The watch was worn on-screen in the 1989 film License to Kill, the 16th entry in the James Bond series
The watch was worn on-screen in the 1989 film License to Kill, the 16th entry in the James Bond series (Image: Fellow's Auctioneers)

Fellow’s Auctioneers in Birmingham is offering collectors the chance to own a piece of movie history next month – James Bond’s Rolex watch.

The special timepiece, which appeared on-screen in the 1989 Bond movie License to Kill, is expected to sell for £60,000 – £90,000 ($79,000 – $105,000) when it goes up for auction on October 30.

According to Fellow’s, the Rolex Submariner, reference 5513, was originally owned by Rodney Pincott, who served as a prop master for the crew’s second unit during filming in Mexico.

When it came time to film a frantic car chase scene in which Bond drives a tanker truck through the Mexican desert, Timothy Dalton’s stunt double needed a watch that matched Bond’s Rolex Submariner 16610.

Pincott’s own watch proved the perfect stand-in, and inadvertantly became part of cinema history.

The watch was damaged during filming of the spectacular scene, and was later repaired by Rolex free of charge – a service you’d expect for Her Majesty’s number one secret agent.

“This is one of the rarest and most fascinating watches we have ever had up for auction at Fellows,” said Laura Bishop, Watch Manager at Fellows Auctioneers.

“It’s amazing to think this watch was on screen in a James Bond movie.

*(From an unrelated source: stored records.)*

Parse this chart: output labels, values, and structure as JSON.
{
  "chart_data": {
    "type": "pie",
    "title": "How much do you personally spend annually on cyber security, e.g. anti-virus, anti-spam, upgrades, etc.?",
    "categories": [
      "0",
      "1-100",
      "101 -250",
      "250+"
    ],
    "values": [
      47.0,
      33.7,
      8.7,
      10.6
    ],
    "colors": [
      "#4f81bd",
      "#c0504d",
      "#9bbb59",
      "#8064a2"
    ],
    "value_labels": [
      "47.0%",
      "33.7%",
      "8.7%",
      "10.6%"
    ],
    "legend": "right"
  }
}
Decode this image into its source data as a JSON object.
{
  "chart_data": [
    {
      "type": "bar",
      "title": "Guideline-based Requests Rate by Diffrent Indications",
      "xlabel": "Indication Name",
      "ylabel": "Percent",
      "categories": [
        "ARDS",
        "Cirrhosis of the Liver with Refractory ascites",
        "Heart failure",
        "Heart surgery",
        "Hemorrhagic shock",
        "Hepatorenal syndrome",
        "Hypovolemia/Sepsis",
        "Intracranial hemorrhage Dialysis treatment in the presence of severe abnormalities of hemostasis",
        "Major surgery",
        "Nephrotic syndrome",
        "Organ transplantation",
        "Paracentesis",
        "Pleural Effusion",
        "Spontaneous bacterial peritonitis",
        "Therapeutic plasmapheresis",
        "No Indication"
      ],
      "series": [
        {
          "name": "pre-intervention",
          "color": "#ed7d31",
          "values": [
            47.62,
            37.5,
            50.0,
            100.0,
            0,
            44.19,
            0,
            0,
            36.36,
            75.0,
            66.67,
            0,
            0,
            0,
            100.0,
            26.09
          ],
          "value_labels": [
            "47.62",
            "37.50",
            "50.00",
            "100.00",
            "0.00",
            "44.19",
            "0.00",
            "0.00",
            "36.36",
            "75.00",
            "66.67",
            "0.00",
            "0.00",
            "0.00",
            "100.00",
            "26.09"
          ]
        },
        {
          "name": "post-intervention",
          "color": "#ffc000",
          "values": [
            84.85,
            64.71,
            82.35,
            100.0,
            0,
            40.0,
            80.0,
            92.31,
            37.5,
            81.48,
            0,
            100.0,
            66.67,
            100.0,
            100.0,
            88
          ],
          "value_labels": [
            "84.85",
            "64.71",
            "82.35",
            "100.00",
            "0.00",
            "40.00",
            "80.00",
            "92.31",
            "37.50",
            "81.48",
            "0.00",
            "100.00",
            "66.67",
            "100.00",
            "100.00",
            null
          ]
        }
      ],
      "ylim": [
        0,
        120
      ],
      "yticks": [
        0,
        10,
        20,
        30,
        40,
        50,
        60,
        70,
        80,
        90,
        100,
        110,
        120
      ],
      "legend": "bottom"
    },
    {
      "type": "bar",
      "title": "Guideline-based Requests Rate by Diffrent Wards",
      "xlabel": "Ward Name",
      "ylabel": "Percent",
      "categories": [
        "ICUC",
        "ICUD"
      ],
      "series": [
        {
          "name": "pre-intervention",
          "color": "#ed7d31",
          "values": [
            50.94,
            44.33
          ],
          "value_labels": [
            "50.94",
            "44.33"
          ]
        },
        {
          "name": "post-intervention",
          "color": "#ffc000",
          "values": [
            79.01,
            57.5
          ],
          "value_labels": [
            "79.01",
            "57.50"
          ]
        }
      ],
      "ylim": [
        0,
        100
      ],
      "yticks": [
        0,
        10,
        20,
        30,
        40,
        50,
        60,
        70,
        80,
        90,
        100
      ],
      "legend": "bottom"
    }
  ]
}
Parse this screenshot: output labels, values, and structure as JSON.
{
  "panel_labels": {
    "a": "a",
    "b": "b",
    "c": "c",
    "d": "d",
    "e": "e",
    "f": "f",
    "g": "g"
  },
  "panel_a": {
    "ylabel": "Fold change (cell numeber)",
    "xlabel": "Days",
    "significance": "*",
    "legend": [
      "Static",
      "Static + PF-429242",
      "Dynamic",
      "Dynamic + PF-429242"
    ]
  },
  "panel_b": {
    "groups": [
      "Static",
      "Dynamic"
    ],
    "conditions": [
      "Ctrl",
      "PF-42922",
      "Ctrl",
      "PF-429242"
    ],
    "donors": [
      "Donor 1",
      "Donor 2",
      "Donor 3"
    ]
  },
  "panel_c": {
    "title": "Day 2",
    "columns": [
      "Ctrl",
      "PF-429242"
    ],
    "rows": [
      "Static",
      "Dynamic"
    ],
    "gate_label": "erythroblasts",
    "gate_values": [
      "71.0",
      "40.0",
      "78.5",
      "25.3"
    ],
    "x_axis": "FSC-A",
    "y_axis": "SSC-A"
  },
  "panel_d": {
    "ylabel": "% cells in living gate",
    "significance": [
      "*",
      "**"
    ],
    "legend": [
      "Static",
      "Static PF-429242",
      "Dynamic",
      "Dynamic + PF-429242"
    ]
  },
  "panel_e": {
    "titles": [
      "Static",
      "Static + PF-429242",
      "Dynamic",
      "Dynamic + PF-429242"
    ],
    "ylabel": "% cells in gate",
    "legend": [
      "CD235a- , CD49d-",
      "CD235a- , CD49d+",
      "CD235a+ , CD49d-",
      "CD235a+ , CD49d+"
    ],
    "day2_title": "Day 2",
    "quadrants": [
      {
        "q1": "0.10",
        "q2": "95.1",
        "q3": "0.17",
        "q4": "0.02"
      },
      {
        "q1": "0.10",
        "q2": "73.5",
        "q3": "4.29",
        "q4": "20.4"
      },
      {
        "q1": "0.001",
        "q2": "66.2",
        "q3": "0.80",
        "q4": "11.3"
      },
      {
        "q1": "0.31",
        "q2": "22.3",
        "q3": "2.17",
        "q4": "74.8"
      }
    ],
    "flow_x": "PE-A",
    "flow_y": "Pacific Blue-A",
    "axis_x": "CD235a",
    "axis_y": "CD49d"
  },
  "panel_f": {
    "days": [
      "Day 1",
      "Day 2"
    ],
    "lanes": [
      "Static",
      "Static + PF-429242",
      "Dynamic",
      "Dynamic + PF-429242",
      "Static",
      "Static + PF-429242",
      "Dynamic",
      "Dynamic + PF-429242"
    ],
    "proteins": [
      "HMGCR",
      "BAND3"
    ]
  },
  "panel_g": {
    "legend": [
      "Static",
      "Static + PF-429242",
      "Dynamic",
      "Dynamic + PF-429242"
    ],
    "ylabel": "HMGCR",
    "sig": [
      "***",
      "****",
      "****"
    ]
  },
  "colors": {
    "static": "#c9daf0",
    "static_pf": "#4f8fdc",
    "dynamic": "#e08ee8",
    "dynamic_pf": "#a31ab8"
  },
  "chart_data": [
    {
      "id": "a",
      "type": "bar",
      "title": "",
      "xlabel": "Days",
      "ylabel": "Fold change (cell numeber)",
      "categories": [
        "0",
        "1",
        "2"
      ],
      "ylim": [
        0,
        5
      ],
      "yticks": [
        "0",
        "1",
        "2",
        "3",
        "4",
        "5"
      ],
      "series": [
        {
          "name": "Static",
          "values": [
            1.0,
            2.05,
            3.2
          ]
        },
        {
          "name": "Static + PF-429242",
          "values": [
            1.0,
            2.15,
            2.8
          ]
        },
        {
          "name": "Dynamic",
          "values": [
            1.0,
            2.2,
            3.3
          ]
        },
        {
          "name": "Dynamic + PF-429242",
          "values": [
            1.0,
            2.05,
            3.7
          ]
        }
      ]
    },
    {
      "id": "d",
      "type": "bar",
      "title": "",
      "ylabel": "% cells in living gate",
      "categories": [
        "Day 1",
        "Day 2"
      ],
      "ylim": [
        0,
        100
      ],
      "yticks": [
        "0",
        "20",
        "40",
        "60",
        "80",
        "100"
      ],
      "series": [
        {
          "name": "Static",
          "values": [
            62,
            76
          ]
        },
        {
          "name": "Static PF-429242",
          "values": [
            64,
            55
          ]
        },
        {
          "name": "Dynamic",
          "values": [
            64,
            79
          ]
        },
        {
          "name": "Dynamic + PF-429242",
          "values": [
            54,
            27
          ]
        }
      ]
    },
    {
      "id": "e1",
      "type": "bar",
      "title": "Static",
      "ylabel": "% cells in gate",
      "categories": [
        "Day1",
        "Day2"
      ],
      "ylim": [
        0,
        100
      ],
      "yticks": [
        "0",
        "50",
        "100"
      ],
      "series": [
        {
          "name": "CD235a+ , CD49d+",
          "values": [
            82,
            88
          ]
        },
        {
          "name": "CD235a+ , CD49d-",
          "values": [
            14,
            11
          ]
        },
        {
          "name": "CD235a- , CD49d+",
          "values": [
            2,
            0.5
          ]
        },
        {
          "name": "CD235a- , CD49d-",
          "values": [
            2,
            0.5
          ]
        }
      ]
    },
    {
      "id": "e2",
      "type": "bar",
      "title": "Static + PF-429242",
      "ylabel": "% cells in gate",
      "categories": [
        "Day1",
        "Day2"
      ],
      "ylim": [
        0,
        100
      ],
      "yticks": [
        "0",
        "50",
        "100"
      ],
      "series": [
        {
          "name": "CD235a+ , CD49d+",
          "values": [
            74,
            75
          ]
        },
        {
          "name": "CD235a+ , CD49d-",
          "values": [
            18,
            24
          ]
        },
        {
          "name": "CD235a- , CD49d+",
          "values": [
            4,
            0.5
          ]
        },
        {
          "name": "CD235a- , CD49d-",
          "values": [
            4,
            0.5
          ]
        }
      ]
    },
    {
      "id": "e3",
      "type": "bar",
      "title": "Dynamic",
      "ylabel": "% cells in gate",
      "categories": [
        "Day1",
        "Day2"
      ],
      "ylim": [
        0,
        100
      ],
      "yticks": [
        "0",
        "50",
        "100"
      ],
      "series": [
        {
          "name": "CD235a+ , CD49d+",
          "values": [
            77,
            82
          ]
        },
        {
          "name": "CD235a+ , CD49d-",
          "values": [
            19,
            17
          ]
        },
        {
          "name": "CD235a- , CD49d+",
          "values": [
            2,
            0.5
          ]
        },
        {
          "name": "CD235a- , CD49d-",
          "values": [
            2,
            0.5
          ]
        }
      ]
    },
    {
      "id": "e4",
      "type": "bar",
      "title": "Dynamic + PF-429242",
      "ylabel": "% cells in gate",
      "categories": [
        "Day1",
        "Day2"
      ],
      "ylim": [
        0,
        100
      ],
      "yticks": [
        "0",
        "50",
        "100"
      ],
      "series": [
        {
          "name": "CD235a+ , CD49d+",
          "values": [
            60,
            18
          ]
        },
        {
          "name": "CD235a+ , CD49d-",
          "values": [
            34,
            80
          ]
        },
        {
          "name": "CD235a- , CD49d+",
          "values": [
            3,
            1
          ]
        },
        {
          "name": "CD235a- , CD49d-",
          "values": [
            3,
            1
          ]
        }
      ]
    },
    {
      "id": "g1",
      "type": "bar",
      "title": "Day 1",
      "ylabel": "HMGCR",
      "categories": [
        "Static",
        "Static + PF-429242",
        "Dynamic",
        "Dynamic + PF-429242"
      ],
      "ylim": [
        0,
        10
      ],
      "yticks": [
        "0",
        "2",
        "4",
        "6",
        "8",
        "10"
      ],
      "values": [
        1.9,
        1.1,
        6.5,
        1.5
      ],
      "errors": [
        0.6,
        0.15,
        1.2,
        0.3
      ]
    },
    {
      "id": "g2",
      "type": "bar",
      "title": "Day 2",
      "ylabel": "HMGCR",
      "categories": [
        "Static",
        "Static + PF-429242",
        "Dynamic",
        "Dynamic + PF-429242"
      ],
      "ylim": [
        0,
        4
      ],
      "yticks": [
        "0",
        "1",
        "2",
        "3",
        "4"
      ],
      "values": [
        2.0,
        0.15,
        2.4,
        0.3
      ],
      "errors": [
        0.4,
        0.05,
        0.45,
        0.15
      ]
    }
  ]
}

The more I read about the provenance of the watch, and how it featured in such a classic Bond scene, the more excited I get about selling it.”

The Rolex Submariner was damaged during the explosive stunt, but was later fixed by Rolex free of charge
The Rolex Submariner was damaged during the explosive stunt, but was later fixed by Rolex free of charge (Image: Fellow’s Auctioneers)

“We’ve sold a historic Panerai dating back to the Second World War this year, as well as a watch containing the world’s oldest rum, so this Rolex is the icing on the cake for our watch auctions. We are sure it will entice both lovers of Rolex and James Bond fans.”

Watches worn on-screen in James Bond movies are amongst the most sought-after items of memorabilia from the long-running film series.

In 2015, the Rolex Submariner worn by Roger Moore in Live and Let Die, featuring gadgets including a spinning buzz-saw blade and a powerful electromagnet, sold at Antiquorum in Geneva for $365,000.

Further notable sale have included Daniel Craig’s Omega Seamaster watch worn in Skyfall, which sold at Christie’s in 2012 for $254,270; and the Breitling watch worn by Sean Connery in Thunderball, which sold at Christie’s in 2013 for £103,875 (approx. $137,000).

Memorabilia from Timothy Dalton’s short-lived run, however, has proven slightly less popular with collectors.

The current top price for a Dalton-era prop stands at just $6,000, achieved by a Walther PPK handgun from License to Kill which sold at Profiles in History in 2004.

But the high demand for 007’s screen-worn watches means the Fellow’s sale next month should surpass that record by some margin.